Perry also launched a petition asking residents to “send a clear message that the abortion industry should not set up shop in our backyard.”

Two weeks after the lawmakers sent the letter to Pope, more than 200 Lubbock residents gathered outside of Lubbock’s Citizen’s Tower to express support for the proposed ordinance.

“This is not a matter that can wait until after the November election but must be addressed now,” Mark Lee Dickson, the director of Right to Life of East Texas, said in a Facebook post featuring pictures of the gathering. “The Mayor and City Council have the opportunity to save a countless number of unborn children from being murdered within their city limits. The choice is theirs.”

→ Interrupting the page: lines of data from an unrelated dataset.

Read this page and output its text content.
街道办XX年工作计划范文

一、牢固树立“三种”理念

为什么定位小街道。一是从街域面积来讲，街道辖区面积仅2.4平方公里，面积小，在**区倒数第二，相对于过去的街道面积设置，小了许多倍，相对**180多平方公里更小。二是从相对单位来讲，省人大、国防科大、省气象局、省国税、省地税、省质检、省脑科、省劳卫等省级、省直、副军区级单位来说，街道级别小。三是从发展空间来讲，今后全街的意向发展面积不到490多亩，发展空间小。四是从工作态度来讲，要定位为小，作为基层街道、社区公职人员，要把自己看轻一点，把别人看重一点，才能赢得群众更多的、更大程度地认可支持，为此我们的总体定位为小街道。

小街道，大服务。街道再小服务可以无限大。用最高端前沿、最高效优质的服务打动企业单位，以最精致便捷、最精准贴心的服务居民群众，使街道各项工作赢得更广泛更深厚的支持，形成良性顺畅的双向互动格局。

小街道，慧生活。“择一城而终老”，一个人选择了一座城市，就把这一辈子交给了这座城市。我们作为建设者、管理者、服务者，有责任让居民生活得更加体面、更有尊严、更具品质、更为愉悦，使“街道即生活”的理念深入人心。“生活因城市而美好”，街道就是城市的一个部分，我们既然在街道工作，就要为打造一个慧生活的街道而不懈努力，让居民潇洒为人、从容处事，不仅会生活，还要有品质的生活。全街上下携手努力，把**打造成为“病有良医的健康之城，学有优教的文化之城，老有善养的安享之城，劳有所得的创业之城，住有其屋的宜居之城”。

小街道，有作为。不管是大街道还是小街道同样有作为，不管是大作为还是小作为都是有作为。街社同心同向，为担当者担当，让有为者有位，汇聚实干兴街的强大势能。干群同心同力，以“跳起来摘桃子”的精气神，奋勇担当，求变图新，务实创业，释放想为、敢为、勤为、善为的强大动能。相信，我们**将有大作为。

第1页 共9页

Two years ago, a majority of Republican primary voters in Lubbock voted in favor of proposition 7 to abolish abortion. The proposition received the support of 15,480 Republican voters in Lubbock while 5,986 opposed it.

The Sanctuary Cities for the Unborn initiative, led by Dickson and Right to Life of East Texas, had its first success last year when the East Texas city of Waskom became the first sanctuary city for the unborn.

Since then, 13 other Texas cities have followed suit. While the ACLU filed a lawsuit against seven of the cities that have become sanctuary cities for the unborn, it ultimately dropped the lawsuit.

Besides Lubbock, efforts to create sanctuary cities for the unborn extend into other larger Texas cities, including Abilene and San Angelo, both of which have more than 100,000 residents. The city of Big Spring, which has a population of slightly less than 30,000, is the largest city so far to have passed an ordinance banning abortion within city limits.

While Right to Life of East Texas has succeeded in convincing several Texas cities to establish themselves as sanctuaries for unborn babies, that has not stopped other Texas municipalities from going in the other direction on the issue of abortion.

The pro-life organization labeled Austin, the capital of Texas and one of the state’s largest metropolitan centers, as a “city of death” after its city council voted to “allocate $150,000 of taxpayer funds to help fund travel, lodging, child-care, and other support for Austin women who are planning on aborting their unborn child.”